Pengamat: Proyek Mercusuar Jokowi Terkendala Mental Korup Birokrat dan Elite Politik
Pembangunan infrastruktur merupakan salah satu aspek penting untuk mempercepat proses pembangunan nasional.
Editor: Hasanudin Aco
TRIBUNNEWS.COM, JAKARTA - Pembangunan infrastruktur merupakan salah satu aspek penting untuk mempercepat proses pembangunan nasional.
Direktur Indonesian Club, Gigih Guntoro, mengatakan infrastruktur juga memegang peranan penting sebagai salah satu roda penggerak pertumbuhan ekonomi.
"Ini mengingat gerak laju dan pertumbuhan ekonomi suatu negara tidak dapat pisahkan dari ketersediaan infrastruktur seperti transportasi, telekomunikasi, sanitasi, dan energi," ujar Gigih dalam sebuah seminar di kawasan Menteng, Jakarta Pusat, Kamis (25/8/2016).
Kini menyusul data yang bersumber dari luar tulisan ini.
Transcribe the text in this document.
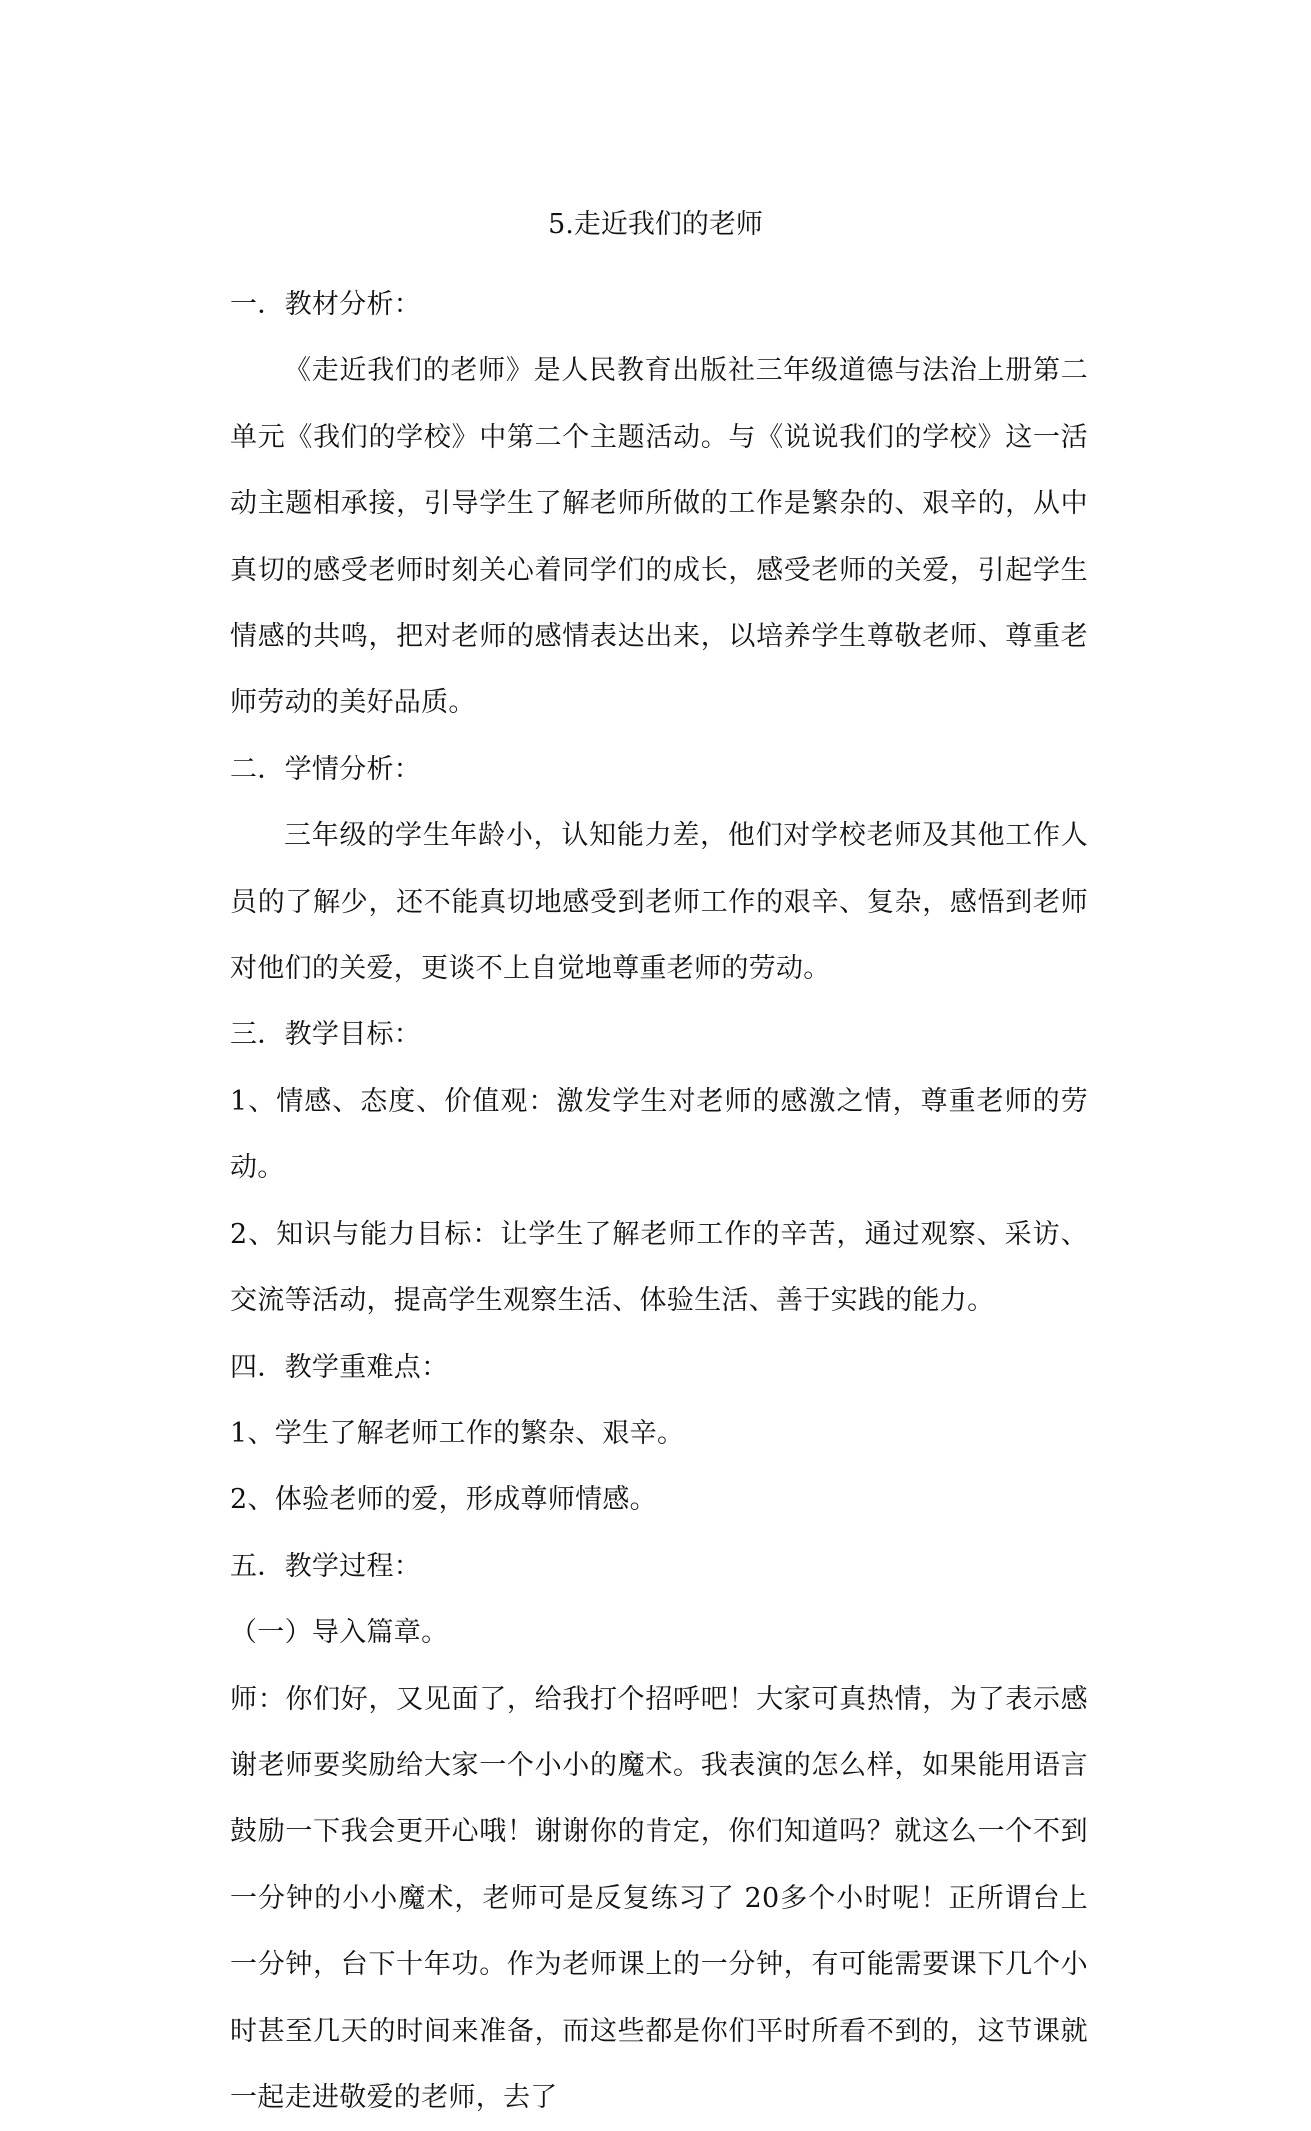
5.走近我们的老师

一．教材分析：

《走近我们的老师》是人民教育出版社三年级道德与法治上册第二单元《我们的学校》中第二个主题活动。与《说说我们的学校》这一活动主题相承接，引导学生了解老师所做的工作是繁杂的、艰辛的，从中真切的感受老师时刻关心着同学们的成长，感受老师的关爱，引起学生情感的共鸣，把对老师的感情表达出来，以培养学生尊敬老师、尊重老师劳动的美好品质。

二．学情分析：

三年级的学生年龄小，认知能力差，他们对学校老师及其他工作人员的了解少，还不能真切地感受到老师工作的艰辛、复杂，感悟到老师对他们的关爱，更谈不上自觉地尊重老师的劳动。

三．教学目标：

1、情感、态度、价值观：激发学生对老师的感激之情，尊重老师的劳动。

2、知识与能力目标：让学生了解老师工作的辛苦，通过观察、采访、交流等活动，提高学生观察生活、体验生活、善于实践的能力。

四．教学重难点：

1、学生了解老师工作的繁杂、艰辛。

2、体验老师的爱，形成尊师情感。

五．教学过程：

（一）导入篇章。

师：你们好，又见面了，给我打个招呼吧！大家可真热情，为了表示感谢老师要奖励给大家一个小小的魔术。我表演的怎么样，如果能用语言鼓励一下我会更开心哦！谢谢你的肯定，你们知道吗？就这么一个不到一分钟的小小魔术，老师可是反复练习了 20多个小时呢！正所谓台上一分钟，台下十年功。作为老师课上的一分钟，有可能需要课下几个小时甚至几天的时间来准备，而这些都是你们平时所看不到的，这节课就一起走进敬爱的老师，去了
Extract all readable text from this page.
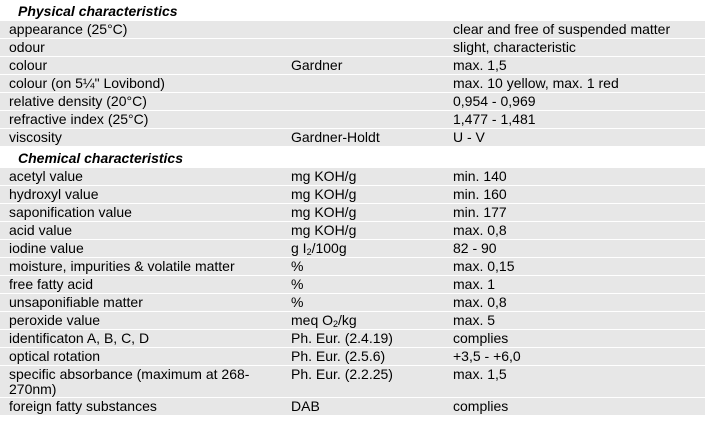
Physical characteristics
appearance (25°C)		clear and free of suspended matter
odour		slight, characteristic
colour	Gardner	max. 1,5
colour (on 5¼" Lovibond)		max. 10 yellow, max. 1 red
relative density (20°C)		0,954 - 0,969
refractive index (25°C)		1,477 - 1,481
viscosity	Gardner-Holdt	U - V
Chemical characteristics
acetyl value	mg KOH/g	min. 140
hydroxyl value	mg KOH/g	min. 160
saponification value	mg KOH/g	min. 177
acid value	mg KOH/g	max. 0,8
iodine value	g $I_2/100g$	82 - 90
moisture, impurities & volatile matter	%	max. 0,15
free fatty acid	%	max. 1
unsaponifiable matter	%	max. 0,8
peroxide value	meq $O_2/kg$	max. 5
identificaton A, B, C, D	Ph. Eur. (2.4.19)	complies
optical rotation	Ph. Eur. (2.5.6)	+3,5 - +6,0
specific absorbance (maximum at 268-270nm)	Ph. Eur. (2.2.25)	max. 1,5
foreign fatty substances	DAB	complies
Gigih yang juga pengamat kebijakan publik ini mengatakan, pembangunan sektor ini menjadi fondasi dari pembangunan ekonomi selanjutnya.
"Ambisi pemerintahan Jokowi – JK dalam mendorong pembangunan Infrastruktur sektor transportasi khususnya jalan tol dan jaringan Kereta Api di seluruh wilayah merupakan proyek mercusuar sebagai jalan keluar atas ketimpangan pembangunan," kata Gigih.
Namun proyek mercusuar tersebut terancam gagal karena masih banyak birokrat dan elite politik yang bermental pragmatis.
"Praktek korup ini terjadi dari hulu hingga hilir, mulai dari pembuatan regulasi hingga operator pelaksananya nyaris bermental korup," ujarnya.
Dia juga menyoroti insiden terbakarnya kereta Kertajaya jurusan Surabaya-Jakarta di Tanjung Priok, Jakarta Utara.
"Insiden ini juga menambah catatan buruk sistem transportasi di Indonesia," ucapnya.
Menurutnya, dimasa depan, Kereta Api menjadi moda transportasi andalan pilihan publik. Maka tanggung jawab negara mengelola transporasi massal seperti kereta api terus dimaksimalkan demi tercipta layanan publik yang memadai.
"Kita patut memberikan apresiasi terhadap Kementerian Perhubungan yang telah melakukan terobosan cepat, dan tepat untuk melakukan pembenahan secara besar-besaran terhadap kualitas layanan moda transportasi kereta api sehingga dapat dinikmati oleh masyarakat," bebernya.
Menurutnya, perubahan besar terhadap kualitas dan kuantitas belumlah sebanding dengan kewajiban negara memberikan perhatian kepada moda transportasi Kereta Api.
Dia melanjutkan, kehadiran Negara dengan terbitnya UU No.23/2007 tentang Perkeretaapian dan Permenhub No.156/2015 tentang Pedoman Pedoman Perhitungan Biaya Perawatan dan Pengoperasian Prasarana Perkeretaapian Milik Negara merupakan bentuk nyata pelayanan publik yang prima.
"Atas dasar produk hukum tersebut maka Moda Transportasi Kereta Api mendapat skema mengelola anggaran Publik Services Obligation (PSO) bidang angkutan kereta api pelayanan kelas ekonomi, dan lain sebagainya," terangnya.
"Kita memiliki tanggung jawab menaruh perhatian terhadap penyelenggaraan dana PSO dan IMO pada PT Kereta Api supaya kehadiran Negara tepat sasaran dan tepat guna kepada masyarakat pengguna tanpa mengurangi kualitas layanannya," kata dia.
Meskipun sudah berlangsung lima tahun lebih, namun kata Gigih masih terjadinya tumpang tindih berbagai peraturan Permenhub No 156/2015 tentang Pedoman Perhitungan Biaya Perawatan dan Pengoperasian Prasarana Perkeretaapian Milik Negara, Perpres No 83/2011 untuk pelaksanaan PSO dan IMO di PT KCJ.
"Sehingga belum tercapainya tujuan dari UU No 23/2007 tentang Perkeretaapian karena tidak terdapat monitoring secara independen atas penyelenggaraan sarana dan prasarana,"pungkasnya.
Sementara itu, Ketua Harian Yayasan Lembaga Konsumen Indonesia (YLKI) Sudaryatmo menambahkan, terbakarnya dua gerbong Kereta Api Kertajaya di Tanjung Priok karena lemahnya prosedur dan sistem pengelolaan kereta api.
"Selain tingkat kelayakan yang juha masih kurang, adalah lemahnya sistem pengamanan yang masih buruk, sehingga menjadi momok di masyarakat," pungkasnya.